– Ponad 40 lat minęło, od kiedy tureckie wojsko zdecydowało że Cypryjczycy – tureccy i greccy nie mogą dłużej żyć w jednej społeczności. Nieważne paręset lat wspólnego czerpania z dobrodziejstw wyspy. Nieważne przyjaźnie, małżenstwa. Na nic nadzieje mieszkańców, którym daleko do jakichkolwiek konfliktow. Każdy prawosławny z północy albo muzułmanin z południa pakował dobytek w torby i miał przedostać się na drugą część wyspy, stając się uchodźcą we własnym kraju.
Niektórzy mieszkańcy zielonej linii – strefy buforowej oddzielającej Republikę Cypryjską od Republiki Tureckiej Cypru Północnego, musieli natychmiast porzucić swoje domy.
– Wszystko to niedługo zobaczysz… – dodał tajemniczo Orestis
Kierujemy sie do tureckiego przejścia. Strażnicy już nie są tacy wyluzowani i uśmiechnięci. Wielka flaga, będąca niemal kopią flagi Turcji łopocze na wietrze. W sklepach podobne ceny, ale w lirach, a wiec taniej. Barwy, waluta czy turecki prezydent to atrybuty uznawane w całym świecie tylko przez Turcję.
– Zabieram Cię do miejsca zwanego niegdyś Miami Beach Bliskiego Wschodu – odparł poważnie mój cypryjski kolega
– Ale wiesz, że to nie moje klimaty?
– A jak dodam. że bawiły się tam Elizabeth Taylor czy Brigitte Bardot…?
Wsiadamy do autobusu i dojeżdzamy do Famagusty. Niebezpiecznie kierujemy się w tą samą stronę, co plażowicze. W końcu pomiędzy ośrodkami ukazuje się woda i wychodzimy na piasek.
– Rzeczywiscie, całkiem przyjemnie – przyznałam. Czyżby to miejsce straciło urok ze względu na turecką inwazję?
– Stracilo urok! Ladnie powiedziane! Spojrz tam!
Zwrot o 180* i widok jak z horroru. Stojąc w lazurowej wodzie patrzyłam na opuszczone, obdrapane, wysokie budynki.
A paręnaście metrów obok turyści bawiący sie na plaży, jedzący obiad, jak gdyby nigdy nic.
Odebrało mi mowę. Nie wiem, czy bardziej nie dowierzam samemu widokowi, odgrodzonych drutem kolczastym budynków, czy kąpiących się, uradowanych ludzi tuż obok.
Patrząc za płot i drut można domyśleć się wspaniałości i bogactwa tego miejsca przed nieszczęsnym 1974 rokiem. Można też spojrzeć na stare zdjęcia i porównać.

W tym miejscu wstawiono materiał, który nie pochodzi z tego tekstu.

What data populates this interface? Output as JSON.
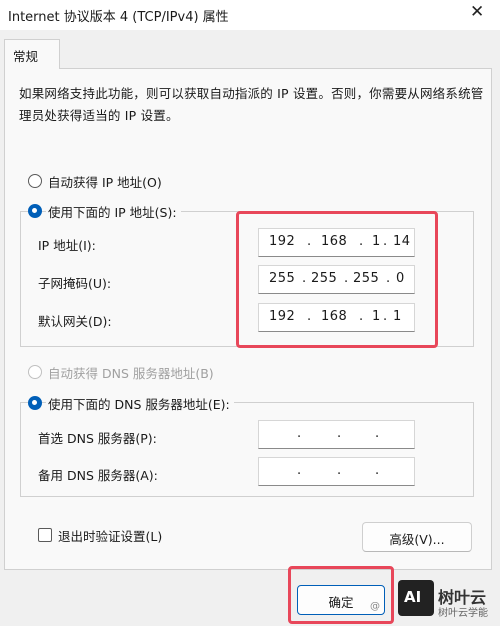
{
  "window": {
    "title": "Internet 协议版本 4 (TCP/IPv4) 属性",
    "close_glyph": "✕"
  },
  "tabs": [
    {
      "label": "常规"
    }
  ],
  "description": "如果网络支持此功能，则可以获取自动指派的 IP 设置。否则，你需要从网络系统管理员处获得适当的 IP 设置。",
  "ip_section": {
    "auto_option": {
      "label": "自动获得 IP 地址(O)",
      "checked": false
    },
    "manual_option": {
      "label": "使用下面的 IP 地址(S):",
      "checked": true
    },
    "fields": [
      {
        "label": "IP 地址(I):",
        "octets": [
          "192",
          "168",
          "1",
          "14"
        ]
      },
      {
        "label": "子网掩码(U):",
        "octets": [
          "255",
          "255",
          "255",
          "0"
        ]
      },
      {
        "label": "默认网关(D):",
        "octets": [
          "192",
          "168",
          "1",
          "1"
        ]
      }
    ]
  },
  "dns_section": {
    "auto_option": {
      "label": "自动获得 DNS 服务器地址(B)",
      "checked": false,
      "disabled": true
    },
    "manual_option": {
      "label": "使用下面的 DNS 服务器地址(E):",
      "checked": true
    },
    "fields": [
      {
        "label": "首选 DNS 服务器(P):",
        "octets": [
          "",
          "",
          "",
          ""
        ]
      },
      {
        "label": "备用 DNS 服务器(A):",
        "octets": [
          "",
          "",
          "",
          ""
        ]
      }
    ]
  },
  "validate_on_exit": {
    "label": "退出时验证设置(L)",
    "checked": false
  },
  "advanced_button": {
    "label": "高级(V)..."
  },
  "ok_button": {
    "label": "确定"
  },
  "watermark": {
    "logo": "AI",
    "text": "树叶云",
    "sub": "树叶云学能",
    "at": "@"
  },
  "highlight_color": "#e8475a",
  "accent_color": "#005fb8"
}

– Wlaściciele i mieszkańcy mieli natychmiast wyjść z budynków. Nigdy już nie wrócili. Niedopite trunki i niedoczytane dzienniki czekają na miejscu, może władzom kiedyś przyjdzie do głowy, aby zrównać z ziemią dzielące ludzi mury.
Prócz codziennych „zamrożonych” przedmiotow i mieszkań, w strefie buforowej uwięzione są w salonach samochodowych „najnowsze” pojazdy z lat 70-tych.
Dokładnie ten sam budynek z pocztówki sprzed 73′ i obecnie…
Cypr jest świadkiem niezwykłych i przełomowych wydarzeń w dziejach świata. Ślady człowieka sięgają 7 000 lat p.Ch. Wyspa doczekała sie rządów m.in asyryjskich, egipskich, perskich, greckich i rzymskich. Pamięta narodziny Afrodyty oraz filozofa Zenona z Kition- czyli dzisiejszej Larnaki, w której ostatnie lata życia spędził Św. Łazarz. Wybrzeże atakował Ryszard Lwie Serce, aby uratować swoją narzeczoną i następnie wyruszyć na krwawe wyprawy krzyżowe.
Wszystkie te wpływy są widoczne do dziś, gdy tylko ma się trochę wiedzy i bystre oko. Można też wyczuć je. gdy ma się zapędy kulinarno-spożywcze. Wspaniałe dziedzictwo kulturowe miesza się z okrutną historią i wojnami.